1. 我们用二阶文塞尔边界条件来处理扩散过程，通过构造相应的扩散方程的基本解来验证该过程的转移概率密度的存在；我们还证明了转移的严格正性。此外，利用转移概率密度，我们得到了扩散过程状态空间域边界上的局部时间势的显式公式。 2． C^∞ 平滑分数阶流形和 Holder 映射空间上的 Whitney 拓扑。 3. 接下来我们考虑与局部类型狄利克雷形式相关的马尔可夫过程的收敛性，而不假设极限过程的基本测度是非简并的。极限过程一般不是扩散，而近似过程是扩散，因此我们通过获得相应的带有边界条件的积分微分方程来对极限过程进行解析表征。这是与Y的共同工作。 Ogura和M. Tomisaki.4.最后，利用惩罚方法，考虑了具有反射边界条件的随机微分方程解的强近似，并结合实解析方法，得到了Paley等式和Hausdorff算子的结果。

项目成果

Yukio Ogura, Matsuyo Tomisaki, and Masaaki Tsuchiya: "Existence of a strong solution for an integro-differential equation and superposition of diffusion processes"Stochastic in Finite and Infinite Dim ensi ons . Trends in Mathematics, 341-359 (2001), Birk

Yukio Ogura、Matsuyo Tomisaki 和 Masaaki Tsuchiya：“积分微分方程的强解的存在性和扩散过程的叠加”有限和无限维中的随机性。

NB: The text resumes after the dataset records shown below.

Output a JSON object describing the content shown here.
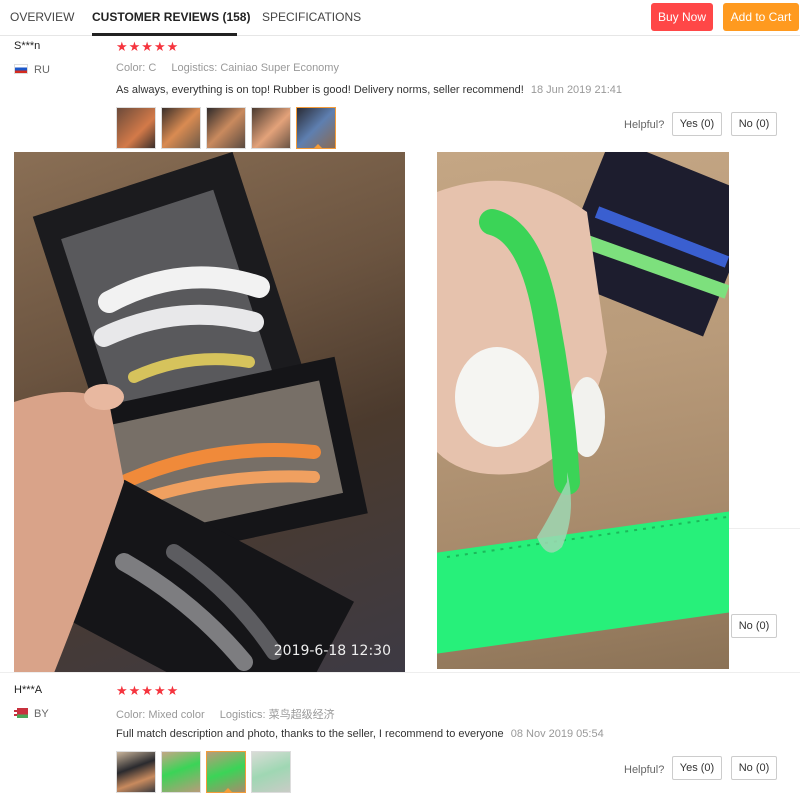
{
  "tabs": {
    "overview": "OVERVIEW",
    "reviews": "CUSTOMER REVIEWS (158)",
    "specifications": "SPECIFICATIONS"
  },
  "actions": {
    "buy_now": "Buy Now",
    "add_to_cart": "Add to Cart",
    "buy_color": "#ff4747",
    "cart_color": "#ff9a1f"
  },
  "reviews": [
    {
      "user": "S***n",
      "country": "RU",
      "stars": "★★★★★",
      "color_label": "Color:",
      "color_value": "C",
      "logistics_label": "Logistics:",
      "logistics_value": "Cainiao Super Economy",
      "text": "As always, everything is on top! Rubber is good! Delivery norms, seller recommend!",
      "date": "18 Jun 2019 21:41",
      "helpful_label": "Helpful?",
      "yes_label": "Yes (0)",
      "no_label": "No (0)",
      "photo_timestamp": "2019-6-18  12:30"
    },
    {
      "user": "H***A",
      "country": "BY",
      "stars": "★★★★★",
      "color_label": "Color:",
      "color_value": "Mixed color",
      "logistics_label": "Logistics:",
      "logistics_value": "菜鸟超级经济",
      "text": "Full match description and photo, thanks to the seller, I recommend to everyone",
      "date": "08 Nov 2019 05:54",
      "helpful_label": "Helpful?",
      "yes_label": "Yes (0)",
      "no_label": "No (0)"
    }
  ],
  "middle_no_label": "No (0)",
  "star_color": "#f5343e"
}
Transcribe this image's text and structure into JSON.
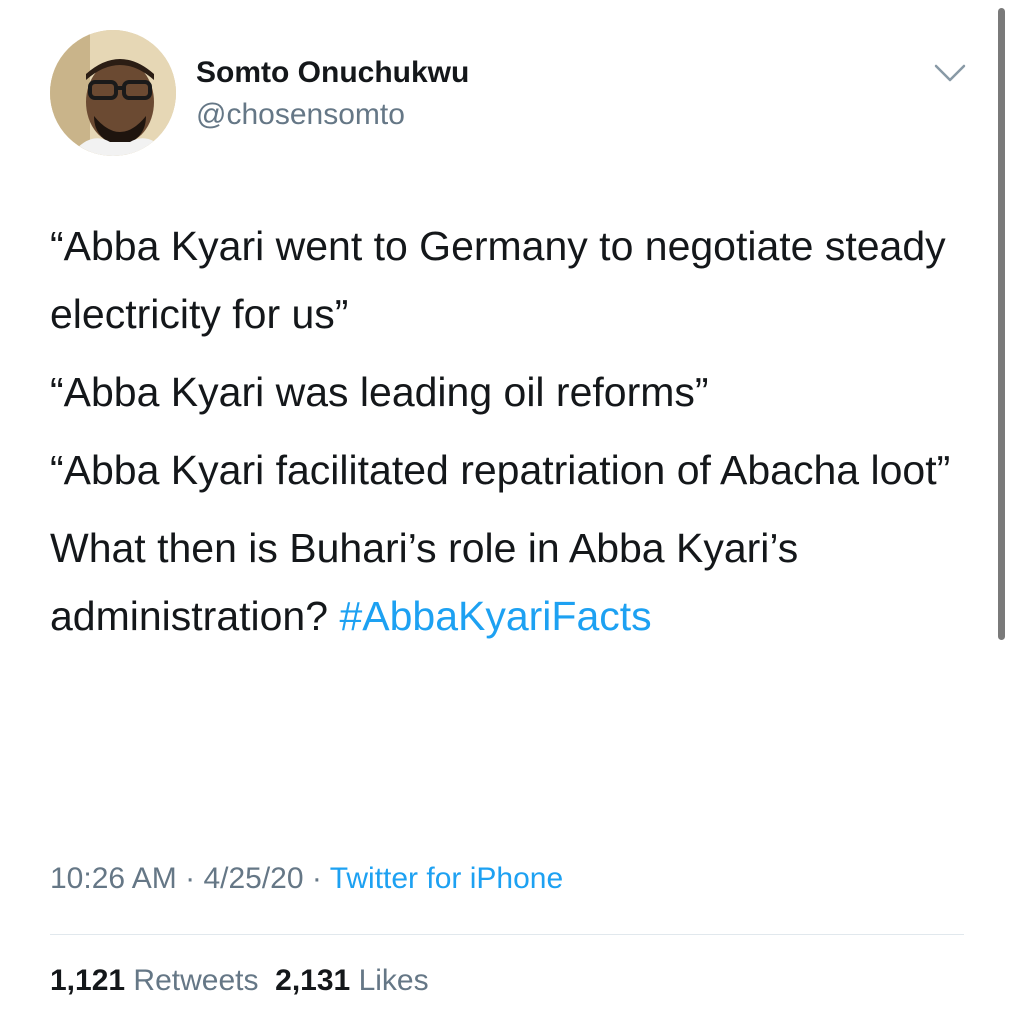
{
  "author": {
    "display_name": "Somto Onuchukwu",
    "handle": "@chosensomto"
  },
  "tweet": {
    "paragraphs": [
      "“Abba Kyari went to Germany to negotiate steady electricity for us”",
      "“Abba Kyari was leading oil reforms”",
      "“Abba Kyari facilitated repatriation of Abacha loot”"
    ],
    "final_text": "What then is Buhari’s role in Abba Kyari’s administration?",
    "hashtag": "#AbbaKyariFacts"
  },
  "meta": {
    "time": "10:26 AM",
    "separator": "·",
    "date": "4/25/20",
    "source": "Twitter for iPhone"
  },
  "stats": {
    "retweets_count": "1,121",
    "retweets_label": "Retweets",
    "likes_count": "2,131",
    "likes_label": "Likes"
  },
  "icons": {
    "menu": "chevron-down-icon"
  },
  "colors": {
    "text": "#14171a",
    "secondary": "#657786",
    "link": "#1da1f2",
    "divider": "#e1e8ed"
  }
}
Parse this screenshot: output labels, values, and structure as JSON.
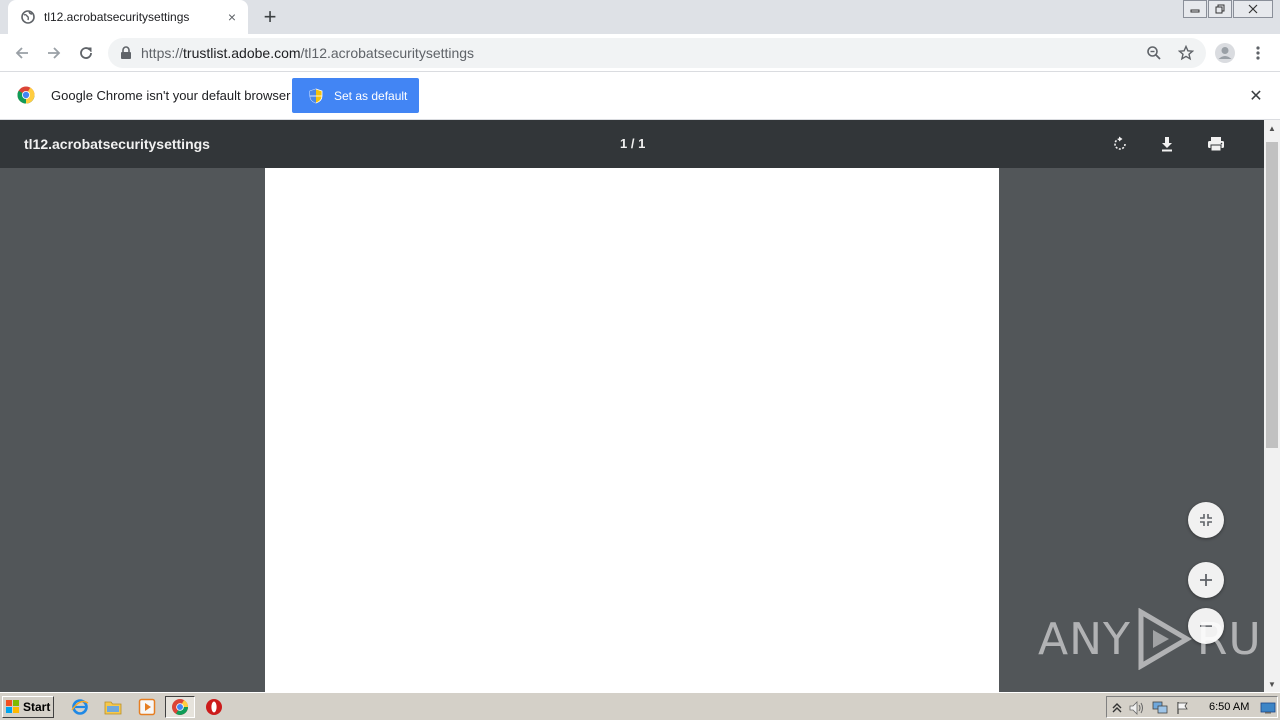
{
  "browser": {
    "tab": {
      "title": "tl12.acrobatsecuritysettings",
      "close_icon": "×"
    },
    "newtab_icon": "+",
    "window_controls": [
      "minimize-icon",
      "restore-icon",
      "close-icon"
    ]
  },
  "toolbar": {
    "url_scheme": "https://",
    "url_host": "trustlist.adobe.com",
    "url_path": "/tl12.acrobatsecuritysettings"
  },
  "infobar": {
    "message": "Google Chrome isn't your default browser",
    "button_label": "Set as default",
    "close_icon": "✕"
  },
  "pdf": {
    "title": "tl12.acrobatsecuritysettings",
    "page_indicator": "1 / 1",
    "tools": [
      "rotate-icon",
      "download-icon",
      "print-icon"
    ],
    "fabs": [
      "fit-page-icon",
      "zoom-in-icon",
      "zoom-out-icon"
    ]
  },
  "watermark": {
    "left": "ANY",
    "right": "RUN"
  },
  "taskbar": {
    "start_label": "Start",
    "apps": [
      "ie-icon",
      "explorer-icon",
      "media-player-icon",
      "chrome-icon",
      "opera-icon"
    ],
    "clock": "6:50 AM"
  },
  "colors": {
    "accent": "#4285f4",
    "pdf_toolbar": "#323639",
    "pdf_background": "#525659"
  }
}
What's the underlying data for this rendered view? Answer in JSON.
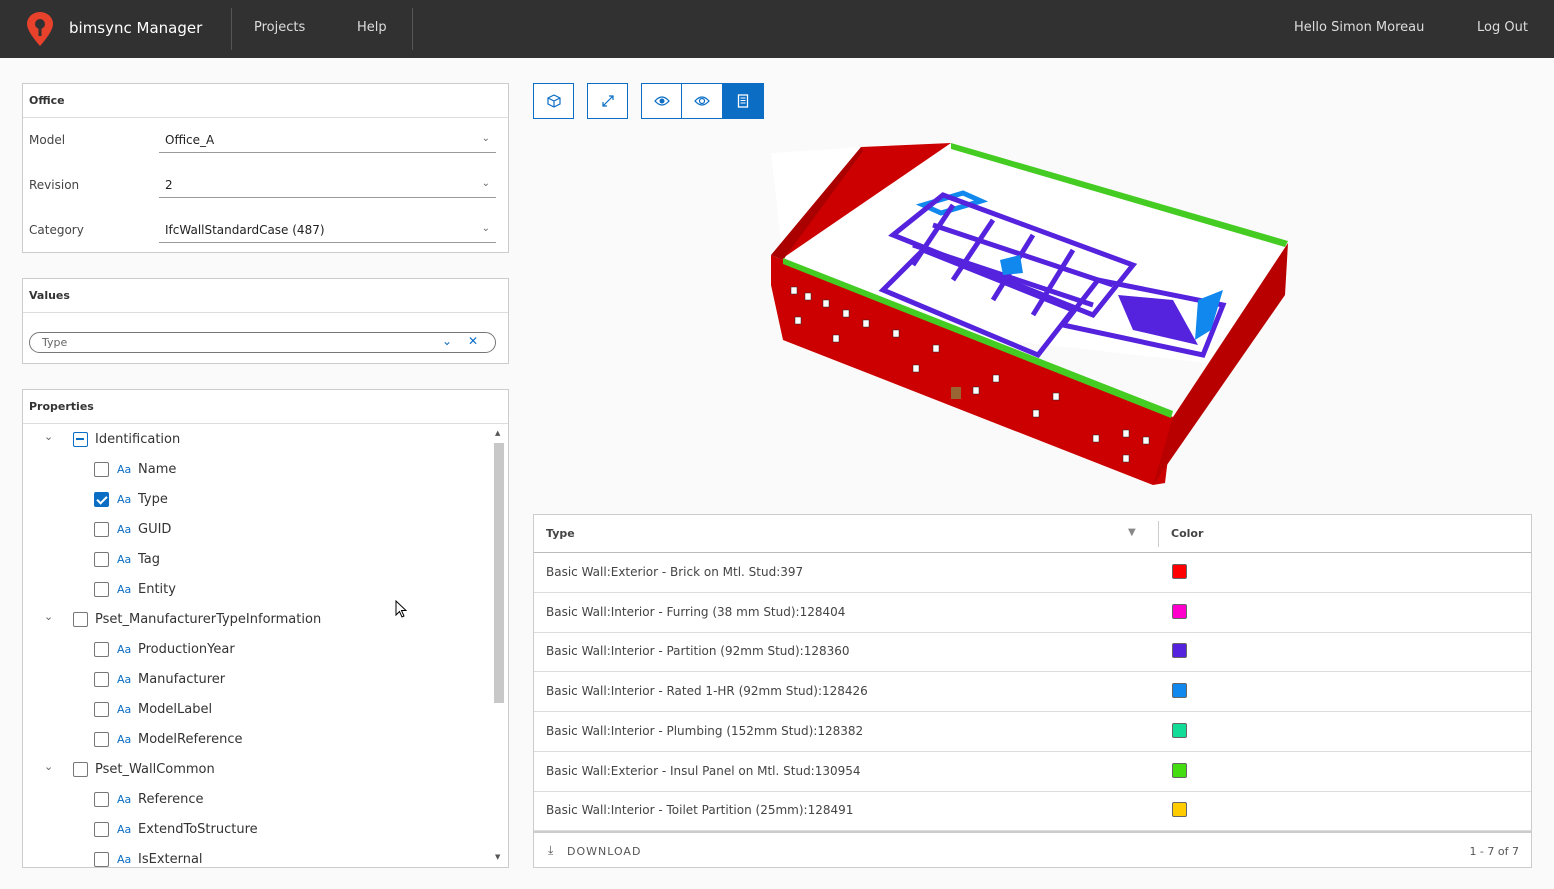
{
  "header": {
    "app_name": "bimsync Manager",
    "nav": [
      "Projects",
      "Help"
    ],
    "greeting": "Hello Simon Moreau",
    "logout": "Log Out"
  },
  "office_panel": {
    "title": "Office",
    "fields": [
      {
        "label": "Model",
        "value": "Office_A"
      },
      {
        "label": "Revision",
        "value": "2"
      },
      {
        "label": "Category",
        "value": "IfcWallStandardCase (487)"
      }
    ]
  },
  "values_panel": {
    "title": "Values",
    "selected": "Type"
  },
  "properties_panel": {
    "title": "Properties",
    "tree": [
      {
        "kind": "group",
        "label": "Identification",
        "state": "indeterminate"
      },
      {
        "kind": "item",
        "label": "Name",
        "checked": false
      },
      {
        "kind": "item",
        "label": "Type",
        "checked": true
      },
      {
        "kind": "item",
        "label": "GUID",
        "checked": false
      },
      {
        "kind": "item",
        "label": "Tag",
        "checked": false
      },
      {
        "kind": "item",
        "label": "Entity",
        "checked": false
      },
      {
        "kind": "group",
        "label": "Pset_ManufacturerTypeInformation",
        "state": "unchecked"
      },
      {
        "kind": "item",
        "label": "ProductionYear",
        "checked": false
      },
      {
        "kind": "item",
        "label": "Manufacturer",
        "checked": false
      },
      {
        "kind": "item",
        "label": "ModelLabel",
        "checked": false
      },
      {
        "kind": "item",
        "label": "ModelReference",
        "checked": false
      },
      {
        "kind": "group",
        "label": "Pset_WallCommon",
        "state": "unchecked"
      },
      {
        "kind": "item",
        "label": "Reference",
        "checked": false
      },
      {
        "kind": "item",
        "label": "ExtendToStructure",
        "checked": false
      },
      {
        "kind": "item",
        "label": "IsExternal",
        "checked": false
      }
    ],
    "type_icon_text": "Aa"
  },
  "toolbar": {
    "buttons": [
      {
        "name": "cube-view-button",
        "icon": "cube-icon"
      },
      {
        "name": "fullscreen-button",
        "icon": "expand-icon"
      },
      {
        "name": "show-button",
        "icon": "eye-filled-icon"
      },
      {
        "name": "hide-button",
        "icon": "eye-outline-icon"
      },
      {
        "name": "table-button",
        "icon": "document-icon",
        "active": true
      }
    ]
  },
  "grid": {
    "columns": [
      "Type",
      "Color"
    ],
    "rows": [
      {
        "type": "Basic Wall:Exterior - Brick on Mtl. Stud:397",
        "color": "#ff0000"
      },
      {
        "type": "Basic Wall:Interior - Furring (38 mm Stud):128404",
        "color": "#ff00cc"
      },
      {
        "type": "Basic Wall:Interior - Partition (92mm Stud):128360",
        "color": "#5522dd"
      },
      {
        "type": "Basic Wall:Interior - Rated 1-HR (92mm Stud):128426",
        "color": "#1188ee"
      },
      {
        "type": "Basic Wall:Interior - Plumbing (152mm Stud):128382",
        "color": "#11dd99"
      },
      {
        "type": "Basic Wall:Exterior - Insul Panel on Mtl. Stud:130954",
        "color": "#44dd11"
      },
      {
        "type": "Basic Wall:Interior - Toilet Partition (25mm):128491",
        "color": "#ffcc00"
      }
    ],
    "download_label": "DOWNLOAD",
    "pager": "1 - 7 of 7"
  }
}
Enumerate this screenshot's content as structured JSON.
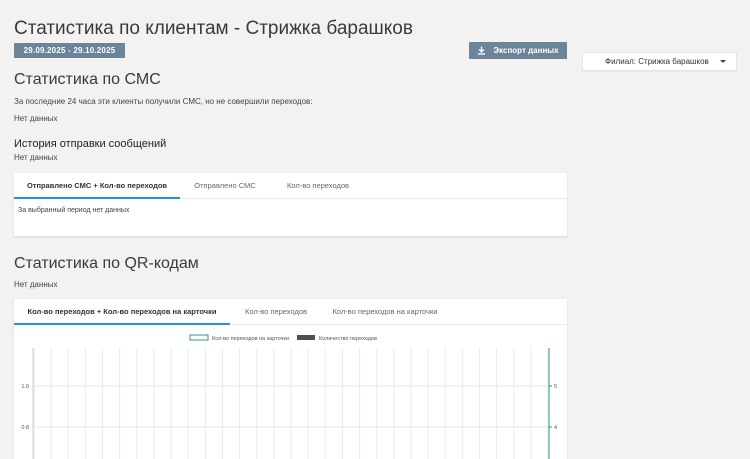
{
  "page": {
    "title": "Статистика по клиентам - Стрижка барашков",
    "date_range": "29.09.2025 - 29.10.2025",
    "export_label": "Экспорт данных",
    "branch_label": "Филиал: Стрижка барашков"
  },
  "sms": {
    "heading": "Статистика по СМС",
    "description": "За последние 24 часа эти клиенты получили СМС, но не совершили переходов:",
    "no_data": "Нет данных",
    "history_heading": "История отправки сообщений",
    "history_no_data": "Нет данных",
    "tabs": [
      "Отправлено СМС + Кол-во переходов",
      "Отправлено СМС",
      "Кол-во переходов"
    ],
    "period_no_data": "За выбранный период нет данных"
  },
  "qr": {
    "heading": "Статистика по QR-кодам",
    "no_data": "Нет данных",
    "tabs": [
      "Кол-во переходов + Кол-во переходов на карточки",
      "Кол-во переходов",
      "Кол-во переходов на карточки"
    ]
  },
  "chart_data": {
    "type": "bar",
    "series": [
      {
        "name": "Кол-во переходов на карточки",
        "color": "#2e9c7a",
        "values": []
      },
      {
        "name": "Количество переходов",
        "color": "#4a4f55",
        "values": []
      }
    ],
    "y_left_ticks": [
      "1.0",
      "0.8"
    ],
    "y_right_ticks": [
      "5",
      "4"
    ],
    "legend_position": "top-center",
    "grid": true
  },
  "icons": {
    "export": "download-icon",
    "branch": "chevron-down-icon"
  }
}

H.Kawakami,M.Tsuchiya: "C^∞ smoothing of manifolds of fractional order and basic properties of the Whitney topology on the spaces of Holder maps"International Journal of Applied Mathematics. (印刷中).

H. Kawakami，M. Tsuchiya：“分数阶流形的 C^∞ 平滑和霍尔德映射空间上惠特尼拓扑的基本属性”《国际应用数学杂志》（正在出版）。

金川秀也, 小川重義: "確率微分方程式の数値解法(応用編)"数学(日本数学会機関誌). 53. 125-138 (2001)

神奈川秀哉、小川茂吉：《随机微分方程的数值解法（应用版）》数学（日本数学会会刊）53. 125-138（2001）。

Yuichi Kanjin: "The Hausdorff operators on the real Hardy spaces HpR"Studia Mathematica. 148(1). 37-45 (2001)

Yuichi Kanjin：“真正的 Hardy 空间 HpR 上的 Hausdorff 算子”Studia Mathematica。

Y.Ogura, M.Tomisaki, M.Tsuchiya: "Existence of a strong solution for an integro-differential equation and superposition of diffusion processes"Stochastic in Finite and Infinite Dimensions Trends in Mathematics, Birkhauser. 341-359 (2001)

Y.Ogura、M.Tomisaki、M.Tsuchiya：“积分微分方程的强解的存在和扩散过程的叠加”有限和无限维随机数学趋势，Birkhauser。